Pictures are different. Drawings can be complete in themselves or a staging post towards something more complete. Or they can be graphic reminders of people and/or events, an elbow-jog that doesn't need to be finished. My father, a businessman, attended many public occasions and made sketches for yet another reason: he found drawing more interesting than listening to boring speeches.

As a clodhopper when it comes to doing the graphic arts (though not without opinions on the subject; you wouldn't expect anything else) I frequently find sketches fresher, even more revealing about an artist's talent, than the finished thing. Plus there's the no-doubt-crass-thought that they represent two bangs for the same buck.

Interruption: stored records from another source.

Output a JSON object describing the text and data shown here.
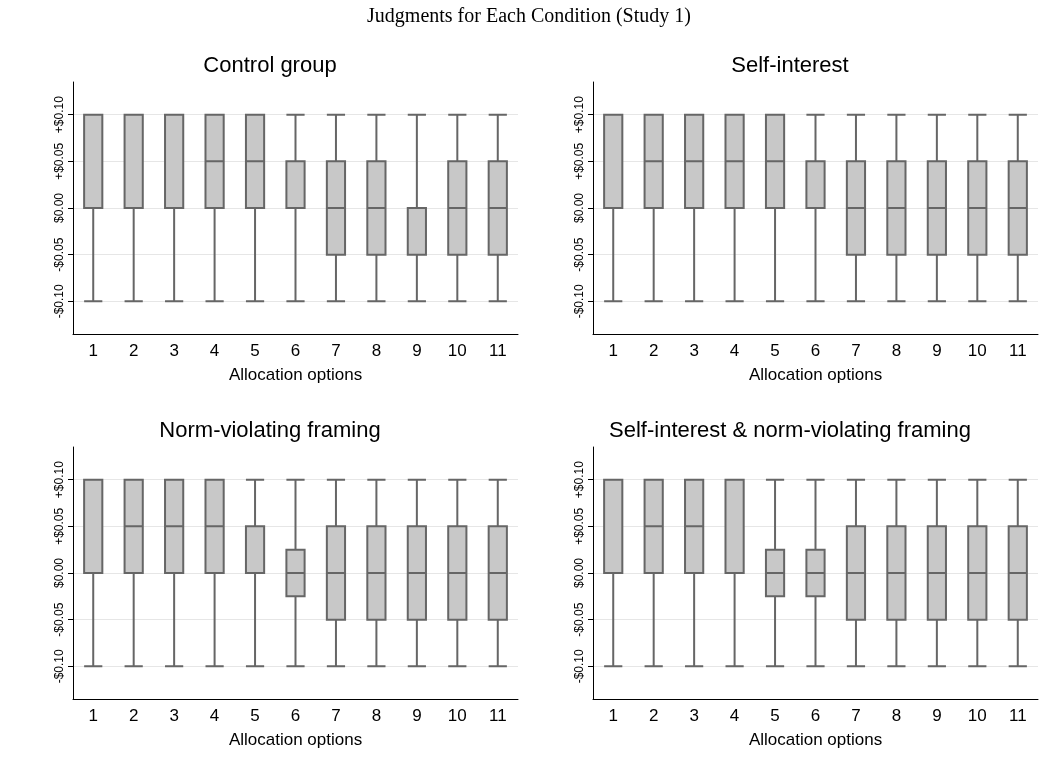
{
  "chart_data": [
    {
      "type": "box",
      "title": "Control group",
      "xlabel": "Allocation options",
      "annotations": [
        "Judgments for Each Condition (Study 1)"
      ],
      "categories": [
        "1",
        "2",
        "3",
        "4",
        "5",
        "6",
        "7",
        "8",
        "9",
        "10",
        "11"
      ],
      "color": "#c8c8c8",
      "ylim": [
        -0.135,
        0.135
      ],
      "yticks": [
        {
          "value": -0.1,
          "label": "-$0.10"
        },
        {
          "value": -0.05,
          "label": "-$0.05"
        },
        {
          "value": 0,
          "label": "$0.00"
        },
        {
          "value": 0.05,
          "label": "+$0.05"
        },
        {
          "value": 0.1,
          "label": "+$0.10"
        }
      ],
      "grid": "y",
      "boxes": [
        {
          "low": -0.1,
          "q1": 0,
          "median": 0.1,
          "q3": 0.1,
          "high": 0.1
        },
        {
          "low": -0.1,
          "q1": 0,
          "median": 0.1,
          "q3": 0.1,
          "high": 0.1
        },
        {
          "low": -0.1,
          "q1": 0,
          "median": 0.1,
          "q3": 0.1,
          "high": 0.1
        },
        {
          "low": -0.1,
          "q1": 0,
          "median": 0.05,
          "q3": 0.1,
          "high": 0.1
        },
        {
          "low": -0.1,
          "q1": 0,
          "median": 0.05,
          "q3": 0.1,
          "high": 0.1
        },
        {
          "low": -0.1,
          "q1": 0,
          "median": 0,
          "q3": 0.05,
          "high": 0.1
        },
        {
          "low": -0.1,
          "q1": -0.05,
          "median": 0,
          "q3": 0.05,
          "high": 0.1
        },
        {
          "low": -0.1,
          "q1": -0.05,
          "median": 0,
          "q3": 0.05,
          "high": 0.1
        },
        {
          "low": -0.1,
          "q1": -0.05,
          "median": 0,
          "q3": 0,
          "high": 0.1
        },
        {
          "low": -0.1,
          "q1": -0.05,
          "median": 0,
          "q3": 0.05,
          "high": 0.1
        },
        {
          "low": -0.1,
          "q1": -0.05,
          "median": 0,
          "q3": 0.05,
          "high": 0.1
        }
      ]
    },
    {
      "type": "box",
      "title": "Self-interest",
      "xlabel": "Allocation options",
      "categories": [
        "1",
        "2",
        "3",
        "4",
        "5",
        "6",
        "7",
        "8",
        "9",
        "10",
        "11"
      ],
      "color": "#c8c8c8",
      "ylim": [
        -0.135,
        0.135
      ],
      "yticks": [
        {
          "value": -0.1,
          "label": "-$0.10"
        },
        {
          "value": -0.05,
          "label": "-$0.05"
        },
        {
          "value": 0,
          "label": "$0.00"
        },
        {
          "value": 0.05,
          "label": "+$0.05"
        },
        {
          "value": 0.1,
          "label": "+$0.10"
        }
      ],
      "grid": "y",
      "boxes": [
        {
          "low": -0.1,
          "q1": 0,
          "median": 0.1,
          "q3": 0.1,
          "high": 0.1
        },
        {
          "low": -0.1,
          "q1": 0,
          "median": 0.05,
          "q3": 0.1,
          "high": 0.1
        },
        {
          "low": -0.1,
          "q1": 0,
          "median": 0.05,
          "q3": 0.1,
          "high": 0.1
        },
        {
          "low": -0.1,
          "q1": 0,
          "median": 0.05,
          "q3": 0.1,
          "high": 0.1
        },
        {
          "low": -0.1,
          "q1": 0,
          "median": 0.05,
          "q3": 0.1,
          "high": 0.1
        },
        {
          "low": -0.1,
          "q1": 0,
          "median": 0,
          "q3": 0.05,
          "high": 0.1
        },
        {
          "low": -0.1,
          "q1": -0.05,
          "median": 0,
          "q3": 0.05,
          "high": 0.1
        },
        {
          "low": -0.1,
          "q1": -0.05,
          "median": 0,
          "q3": 0.05,
          "high": 0.1
        },
        {
          "low": -0.1,
          "q1": -0.05,
          "median": 0,
          "q3": 0.05,
          "high": 0.1
        },
        {
          "low": -0.1,
          "q1": -0.05,
          "median": 0,
          "q3": 0.05,
          "high": 0.1
        },
        {
          "low": -0.1,
          "q1": -0.05,
          "median": 0,
          "q3": 0.05,
          "high": 0.1
        }
      ]
    },
    {
      "type": "box",
      "title": "Norm-violating framing",
      "xlabel": "Allocation options",
      "categories": [
        "1",
        "2",
        "3",
        "4",
        "5",
        "6",
        "7",
        "8",
        "9",
        "10",
        "11"
      ],
      "color": "#c8c8c8",
      "ylim": [
        -0.135,
        0.135
      ],
      "yticks": [
        {
          "value": -0.1,
          "label": "-$0.10"
        },
        {
          "value": -0.05,
          "label": "-$0.05"
        },
        {
          "value": 0,
          "label": "$0.00"
        },
        {
          "value": 0.05,
          "label": "+$0.05"
        },
        {
          "value": 0.1,
          "label": "+$0.10"
        }
      ],
      "grid": "y",
      "boxes": [
        {
          "low": -0.1,
          "q1": 0,
          "median": 0.1,
          "q3": 0.1,
          "high": 0.1
        },
        {
          "low": -0.1,
          "q1": 0,
          "median": 0.05,
          "q3": 0.1,
          "high": 0.1
        },
        {
          "low": -0.1,
          "q1": 0,
          "median": 0.05,
          "q3": 0.1,
          "high": 0.1
        },
        {
          "low": -0.1,
          "q1": 0,
          "median": 0.05,
          "q3": 0.1,
          "high": 0.1
        },
        {
          "low": -0.1,
          "q1": 0,
          "median": 0,
          "q3": 0.05,
          "high": 0.1
        },
        {
          "low": -0.1,
          "q1": -0.025,
          "median": 0,
          "q3": 0.025,
          "high": 0.1
        },
        {
          "low": -0.1,
          "q1": -0.05,
          "median": 0,
          "q3": 0.05,
          "high": 0.1
        },
        {
          "low": -0.1,
          "q1": -0.05,
          "median": 0,
          "q3": 0.05,
          "high": 0.1
        },
        {
          "low": -0.1,
          "q1": -0.05,
          "median": 0,
          "q3": 0.05,
          "high": 0.1
        },
        {
          "low": -0.1,
          "q1": -0.05,
          "median": 0,
          "q3": 0.05,
          "high": 0.1
        },
        {
          "low": -0.1,
          "q1": -0.05,
          "median": 0,
          "q3": 0.05,
          "high": 0.1
        }
      ]
    },
    {
      "type": "box",
      "title": "Self-interest & norm-violating framing",
      "xlabel": "Allocation options",
      "categories": [
        "1",
        "2",
        "3",
        "4",
        "5",
        "6",
        "7",
        "8",
        "9",
        "10",
        "11"
      ],
      "color": "#c8c8c8",
      "ylim": [
        -0.135,
        0.135
      ],
      "yticks": [
        {
          "value": -0.1,
          "label": "-$0.10"
        },
        {
          "value": -0.05,
          "label": "-$0.05"
        },
        {
          "value": 0,
          "label": "$0.00"
        },
        {
          "value": 0.05,
          "label": "+$0.05"
        },
        {
          "value": 0.1,
          "label": "+$0.10"
        }
      ],
      "grid": "y",
      "boxes": [
        {
          "low": -0.1,
          "q1": 0,
          "median": 0.1,
          "q3": 0.1,
          "high": 0.1
        },
        {
          "low": -0.1,
          "q1": 0,
          "median": 0.05,
          "q3": 0.1,
          "high": 0.1
        },
        {
          "low": -0.1,
          "q1": 0,
          "median": 0.05,
          "q3": 0.1,
          "high": 0.1
        },
        {
          "low": -0.1,
          "q1": 0,
          "median": 0,
          "q3": 0.1,
          "high": 0.1
        },
        {
          "low": -0.1,
          "q1": -0.025,
          "median": 0,
          "q3": 0.025,
          "high": 0.1
        },
        {
          "low": -0.1,
          "q1": -0.025,
          "median": 0,
          "q3": 0.025,
          "high": 0.1
        },
        {
          "low": -0.1,
          "q1": -0.05,
          "median": 0,
          "q3": 0.05,
          "high": 0.1
        },
        {
          "low": -0.1,
          "q1": -0.05,
          "median": 0,
          "q3": 0.05,
          "high": 0.1
        },
        {
          "low": -0.1,
          "q1": -0.05,
          "median": 0,
          "q3": 0.05,
          "high": 0.1
        },
        {
          "low": -0.1,
          "q1": -0.05,
          "median": 0,
          "q3": 0.05,
          "high": 0.1
        },
        {
          "low": -0.1,
          "q1": -0.05,
          "median": 0,
          "q3": 0.05,
          "high": 0.1
        }
      ]
    }
  ]
}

I'm fascinated that you sketch while watching TV. As you say the skills involved are not entirely understood, but are you simultaneously able to follow the arguments? But then the question may be otiose; profundity is frequently in short supply on telly, one result of limiting what people say to no more than a minute or so. Your sketches may be the most pround outcome of that session of Question Time.

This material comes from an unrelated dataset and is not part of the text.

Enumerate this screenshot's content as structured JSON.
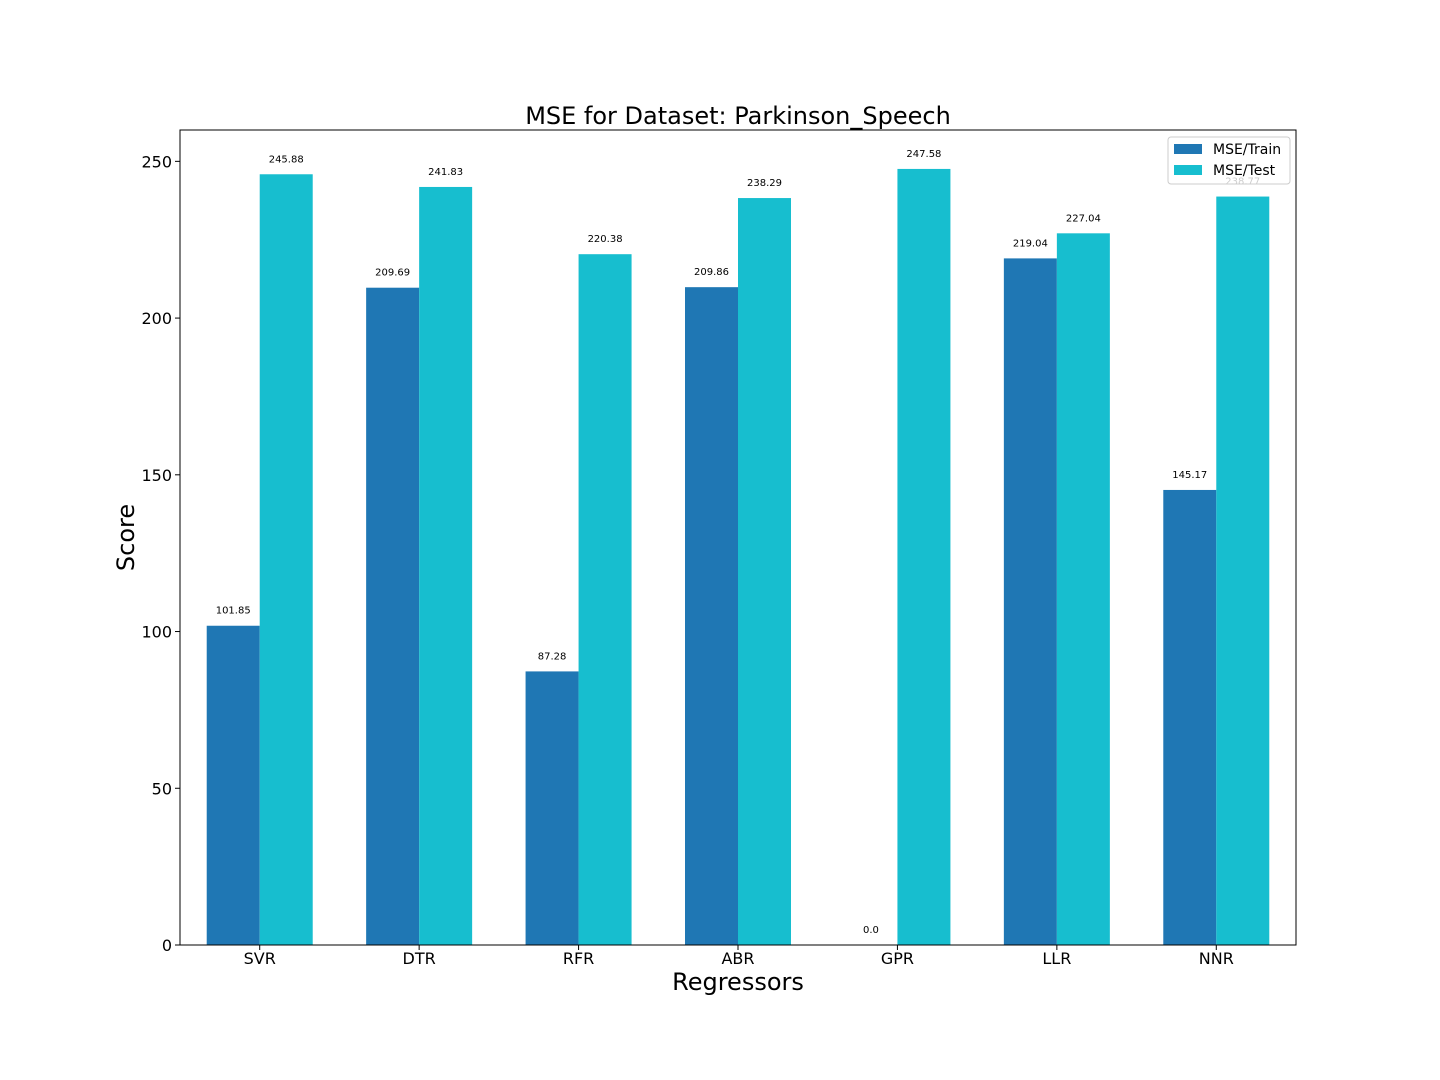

Just one further comment; I know that sketching may involve more than one go at the line needed and that use of an eraser would be considered alien (too time-consuming anyway). But would you agree that the "best" (a hopelessly subjective qualifier) sketches are those with fewest lines?

There's an echo with the hunchbacked violinist but I can't call him up. Memory, alas.

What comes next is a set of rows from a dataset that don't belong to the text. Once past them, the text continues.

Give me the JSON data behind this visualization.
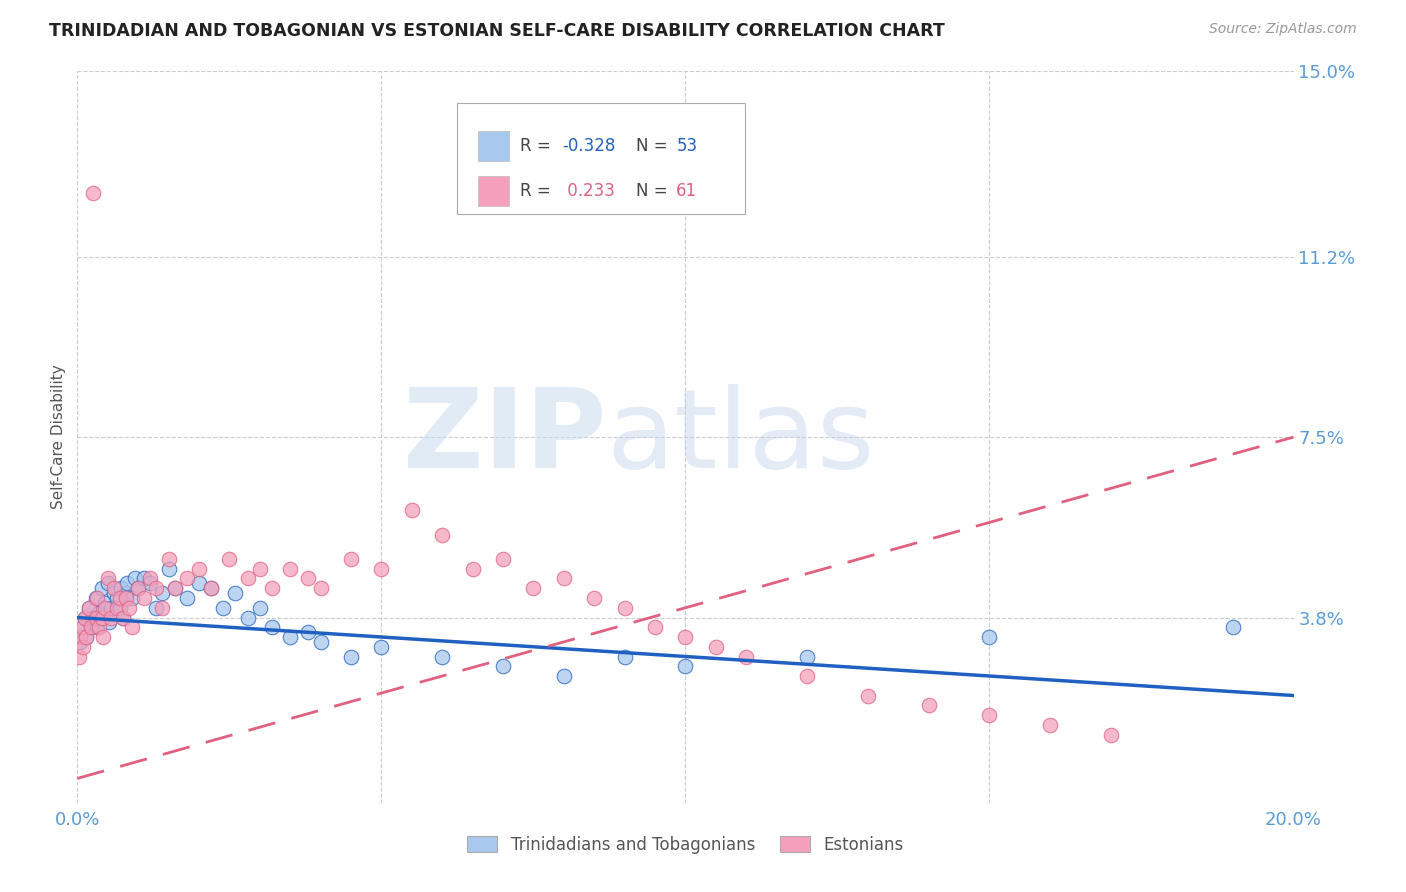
{
  "title": "TRINIDADIAN AND TOBAGONIAN VS ESTONIAN SELF-CARE DISABILITY CORRELATION CHART",
  "source": "Source: ZipAtlas.com",
  "ylabel": "Self-Care Disability",
  "xlim": [
    0.0,
    0.2
  ],
  "ylim": [
    0.0,
    0.15
  ],
  "xtick_vals": [
    0.0,
    0.05,
    0.1,
    0.15,
    0.2
  ],
  "xtick_labels": [
    "0.0%",
    "",
    "",
    "",
    "20.0%"
  ],
  "ytick_right_vals": [
    0.038,
    0.075,
    0.112,
    0.15
  ],
  "ytick_right_labels": [
    "3.8%",
    "7.5%",
    "11.2%",
    "15.0%"
  ],
  "color_blue": "#A8C8EE",
  "color_pink": "#F4A0BC",
  "color_blue_line": "#2060C0",
  "color_pink_line": "#E06080",
  "color_axis_label": "#5B9BD5",
  "color_title": "#222222",
  "color_grid": "#CCCCCC",
  "blue_trend_x0": 0.0,
  "blue_trend_y0": 0.038,
  "blue_trend_x1": 0.2,
  "blue_trend_y1": 0.022,
  "pink_trend_x0": 0.0,
  "pink_trend_y0": 0.005,
  "pink_trend_x1": 0.2,
  "pink_trend_y1": 0.075,
  "trinidadian_x": [
    0.0005,
    0.001,
    0.0012,
    0.0015,
    0.002,
    0.0022,
    0.0025,
    0.003,
    0.0032,
    0.0035,
    0.004,
    0.0042,
    0.0045,
    0.005,
    0.0052,
    0.0055,
    0.006,
    0.0065,
    0.007,
    0.0072,
    0.0075,
    0.008,
    0.0082,
    0.009,
    0.0095,
    0.01,
    0.011,
    0.012,
    0.013,
    0.014,
    0.015,
    0.016,
    0.018,
    0.02,
    0.022,
    0.024,
    0.026,
    0.028,
    0.03,
    0.032,
    0.035,
    0.038,
    0.04,
    0.045,
    0.05,
    0.06,
    0.07,
    0.08,
    0.09,
    0.1,
    0.12,
    0.15,
    0.19
  ],
  "trinidadian_y": [
    0.033,
    0.036,
    0.038,
    0.034,
    0.04,
    0.036,
    0.038,
    0.042,
    0.036,
    0.039,
    0.044,
    0.038,
    0.041,
    0.045,
    0.037,
    0.04,
    0.043,
    0.042,
    0.04,
    0.044,
    0.038,
    0.043,
    0.045,
    0.042,
    0.046,
    0.044,
    0.046,
    0.045,
    0.04,
    0.043,
    0.048,
    0.044,
    0.042,
    0.045,
    0.044,
    0.04,
    0.043,
    0.038,
    0.04,
    0.036,
    0.034,
    0.035,
    0.033,
    0.03,
    0.032,
    0.03,
    0.028,
    0.026,
    0.03,
    0.028,
    0.03,
    0.034,
    0.036
  ],
  "estonian_x": [
    0.0003,
    0.0005,
    0.0008,
    0.001,
    0.0012,
    0.0015,
    0.002,
    0.0022,
    0.0025,
    0.003,
    0.0032,
    0.0035,
    0.004,
    0.0042,
    0.0045,
    0.005,
    0.0055,
    0.006,
    0.0065,
    0.007,
    0.0075,
    0.008,
    0.0085,
    0.009,
    0.01,
    0.011,
    0.012,
    0.013,
    0.014,
    0.015,
    0.016,
    0.018,
    0.02,
    0.022,
    0.025,
    0.028,
    0.03,
    0.032,
    0.035,
    0.038,
    0.04,
    0.045,
    0.05,
    0.055,
    0.06,
    0.065,
    0.07,
    0.075,
    0.08,
    0.085,
    0.09,
    0.095,
    0.1,
    0.105,
    0.11,
    0.12,
    0.13,
    0.14,
    0.15,
    0.16,
    0.17
  ],
  "estonian_y": [
    0.03,
    0.034,
    0.036,
    0.032,
    0.038,
    0.034,
    0.04,
    0.036,
    0.125,
    0.038,
    0.042,
    0.036,
    0.038,
    0.034,
    0.04,
    0.046,
    0.038,
    0.044,
    0.04,
    0.042,
    0.038,
    0.042,
    0.04,
    0.036,
    0.044,
    0.042,
    0.046,
    0.044,
    0.04,
    0.05,
    0.044,
    0.046,
    0.048,
    0.044,
    0.05,
    0.046,
    0.048,
    0.044,
    0.048,
    0.046,
    0.044,
    0.05,
    0.048,
    0.06,
    0.055,
    0.048,
    0.05,
    0.044,
    0.046,
    0.042,
    0.04,
    0.036,
    0.034,
    0.032,
    0.03,
    0.026,
    0.022,
    0.02,
    0.018,
    0.016,
    0.014
  ]
}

Natalie d'Arbeloff said...

Robbie:,"..I'm not a real poet, just one still carrying L-plates" Could be a great T-shirt motif?

I didn't hear the Larkin programme but maybe it can still be played back on iPlayer - will have a look.
I agree about sketches. In my case they're never preparations for something more finished but ends in themselves. I don't do the TV sketching often and if I do, it doesn't always produce results as good as the above. There has to be a state of total attention combined with fear (of not succeeding) plus certainty of succeeding plus nonchalance that it doesn't matter anyway. So yes, I can follow the arguments on Question Time etc. whilst drawing because they're entering some other area of the brain.
No eraser was involved: I was using a ballpoint pen in most of those and yes, I do prefer drawing with fewer lines. But in all the above (especially the TV ones) I was keeping the pen moving on the paper to try and catch an expression before it vanished.

Do you have your father's sketches? If so, why not post some on your blog?

Ellena said...

I did not need to read Kissinger's name. The others I don't know.
I have always been envies of people who have this particular talent of yours, Natalie.

Natalie d'Arbeloff said...

Ellena, you can capture moments with words - that's a great talent.

Roderick Robinson said...

My Dad's sketches. Here's the story; please pay attention. After divorcing my mother and having his second wife (a whipper-in with the Airedale Beagles) die on him, my father - facing the horror of cooking for himself - married a barmaid. He came down to London and asked my permission to do this. When I asked him why, he mumbled it would affect my inheritance. I told him quite frankly I wasn't a character in a Jane Austen novel.

Quite quickly his new wife fell out with me and my two brothers. I didn't give a hoot. But I wasn't exactly charmed when, during his terminal illness, she didn't stick to her side of the bargain and look after him. There is a happy (financial) end to all this but to go into detail would be to gloat.

If any sketches still exist they might as well be in Uttar Pradesh. QED.

Natalie d'Arbeloff said...

Sir, I'm paying attention! The story is very sad, though you may no longer see it that way.
I don't know what a whipper-in is or, for that matter, the Airedale Beagles. A dog-breeding club? Never mind.